This is the fourth and last in a series of blog posts that will provide a glimpse into what it’s like to be a product manager at 18F.

10x projects let anyone in government pitch an idea that could have a massive impact on the public. To accomplish this, 10x has money set aside (via Congress) to explore concepts and a group of innovative, passionate people to work on them.

Some concepts have taken hold and grown into full products, for example, the U.S Web Design System and Federalist both went through an earlier version of the 10x program.

So how does 10x go about developing these ideas? Each pitch requires a lead investigator who will need to develop an understanding of the idea and make recommendations. Although it’s not limited to product managers, the tools of product management can come in handy when creating a process to determine if the idea is worth pursuing. Booting up a completely new concept is very different than managing an existing product and requires an appreciation of uncertainty, but it is also what makes 10x projects exciting.

In 10x projects, an idea goes through successive funding phases that bring some structure to the innovation process.

  • Phase One: Investigation is a very short investigation to determine, “Is this a bad idea?”
  • Phase Two: Discovery is a little longer and looks at, “Is this a good idea?”
  • Phase Three: Development gets into building and answering the question, ‘Will anyone use this?”
  • Phase Four: Scale looks to answer: “Can we scale this product?”

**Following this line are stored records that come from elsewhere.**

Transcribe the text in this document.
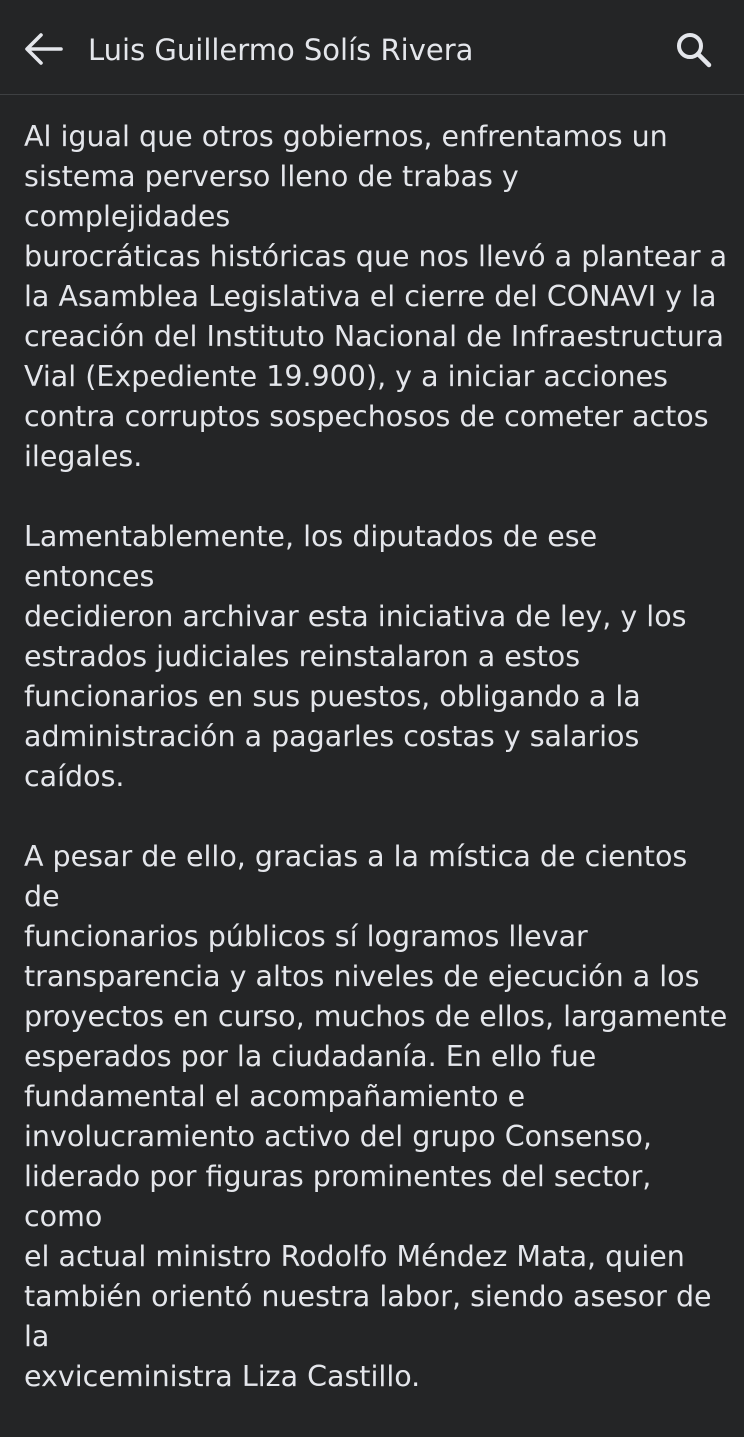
Luis Guillermo Solís Rivera

Al igual que otros gobiernos, enfrentamos un
sistema perverso lleno de trabas y complejidades
burocráticas históricas que nos llevó a plantear a
la Asamblea Legislativa el cierre del CONAVI y la
creación del Instituto Nacional de Infraestructura
Vial (Expediente 19.900), y a iniciar acciones
contra corruptos sospechosos de cometer actos
ilegales.

Lamentablemente, los diputados de ese entonces
decidieron archivar esta iniciativa de ley, y los
estrados judiciales reinstalaron a estos
funcionarios en sus puestos, obligando a la
administración a pagarles costas y salarios
caídos.

A pesar de ello, gracias a la mística de cientos de
funcionarios públicos sí logramos llevar
transparencia y altos niveles de ejecución a los
proyectos en curso, muchos de ellos, largamente
esperados por la ciudadanía. En ello fue
fundamental el acompañamiento e
involucramiento activo del grupo Consenso,
liderado por figuras prominentes del sector, como
el actual ministro Rodolfo Méndez Mata, quien
también orientó nuestra labor, siendo asesor de la
exviceministra Liza Castillo.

For all of these phases, any clear answer is a successful outcome, whether that answer is “Yes” or “No.”

Out of the hundred and fifty or so of pitches that have been submitted to 10x so far, approximately fifty have been selected for Phase One: Investigation, where ideas are validated by a small team of one or two people. This is where a product manager usually enters the picture. At this stage, product managers need to use their experience to gauge the viability of an idea and develop a process to validate the concept. To see if an idea has potential, a product manager calls upon their research skills and best judgment to:

  • Define the problem space
  • Assess real need through market and user research
  • Identify risks, roadblocks, and opportunities

The funding generally lasts a few weeks, so time management is crucial to making sure an idea is explored sufficiently to gauge its viability. If it’s promising, you’ll move on to Phase Two: Discovery, where there are additional resources and an extended runway. The primary challenge will then be to validate if the problem is worth addressing. At this stage you’ll need to:

  • Identify and reach out to new stakeholder groups
  • Go deep into research
  • Develop prototypes to test with users

Phase Two is a critical point in the process. There is an opportunity to dig deep into a topic and have the resources to do a thorough assessment. The outcome may result in continuing or ending the investigation, but either way, the materials the team produces are cataloged and shared with future investigators. This growing catalog of successful and unsuccessful ideas will hopefully become a treasure trove to future investigators.

Of the dozens of projects that make into Phase Two, only about five will see Phase Three: Development. During this time, product managers will have the resources to build a team and the funding to create a working product to test with real-world users. Depending on the team size, you’ll have about a year to:

  • Articulate a clear vision for your service and partner organizations
  • Lead a team to develop a minimum viable product (MVP)
  • Develop a strategy to support the product and acquire users.

At the moment, there are a couple of Phase Three projects in progress. One project, for example, is the U.S. Data Federation, which is working on providing data interoperability across federal, state, and local government agencies.

10x currently doesn’t have any projects in Phase Four: Scale, but in 2019, the team expects at least one will move to the next stage and make their bid for long-term sustainability.

As a product manager working on 10x projects, the experience can be challenging and rewarding. While these projects often come with uncertainty, they offer room for creativity and an amazing potential for impact.